Para o novo primeiro-ministro Monti, velocidade será crucial. Nos últimos meses, os investidores vem abandonando os títulos da dívida italiana. Agora, os mercados globais estão procurando por sinais de que um novo governo conseguirá resolver os problemas-chave da economia italiana: mercado de trabalho restrito e a burocracia que atravanca os negócios; um sistema previdenciário que pesa sobre as finanças nacionais, e uma vasta e disseminada evasão fiscal.

Monti, que tem trabalhado como professor de economia há vários anos, tem o apoio de deputados de várias vertentes políticas - inclusive de alguns do partido de Berlusconi. Gianni Alemanno, prefeito de Roma, é um deles. Ele disse, no sábado, que o partido apoiaria um governo interino liderado por Monti - mas apenas enquanto necessário para implantação de mudanças na economia.

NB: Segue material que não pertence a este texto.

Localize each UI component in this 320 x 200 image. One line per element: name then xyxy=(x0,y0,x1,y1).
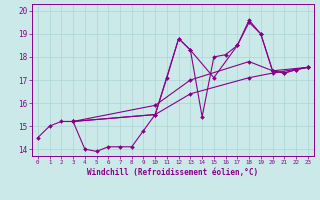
X-axis label: Windchill (Refroidissement éolien,°C): Windchill (Refroidissement éolien,°C) xyxy=(87,168,258,177)
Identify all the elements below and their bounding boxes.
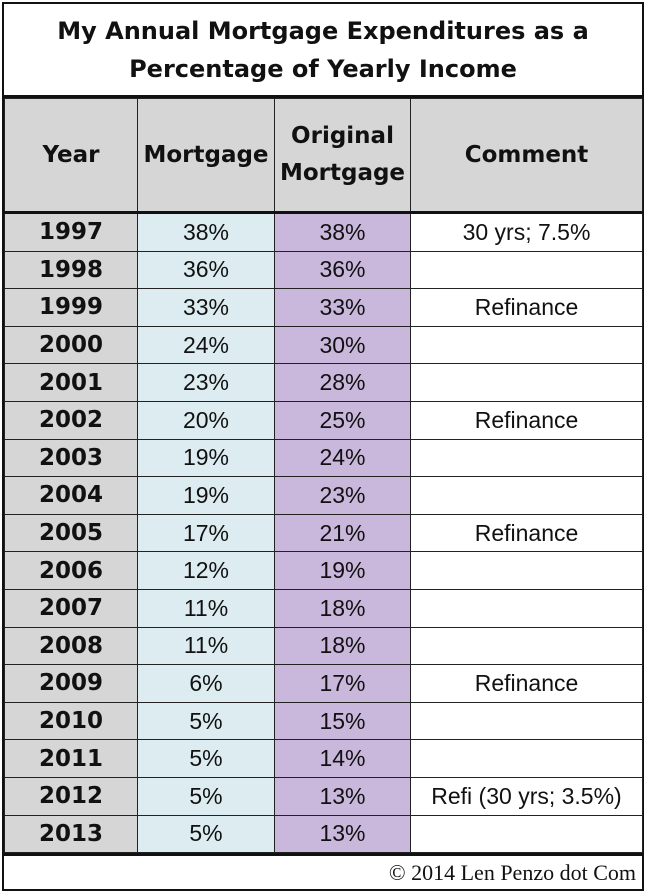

As eleições italianas não estão previstas antes da primavera de 2013, portanto um governo interino teria que durar até lá. No entanto, muitos dos aliados de Berlusconi gostariam de uma eleição nacional antes.

Ontem, Berlusconi prometeu permanecer na cena política, e o fez ao estilo que o tornou famoso: uma mensagem transmitida pelas principais redes de televisão da Itália. "A Itália é um país que eu amo", disse Berlusconi, minutos antes de Monti fazer seu próprio discurso. "Para todos aqueles que celebraram minha partida, agora eu digo que vou dobrar meu esforço para tornar a Itália um lugar melhor".

Berlusconi afirmou que ele e seu partido vão apoiar Monti, desde que seu governo seja interino, composto por especialistas e não uma administração com ambições políticas.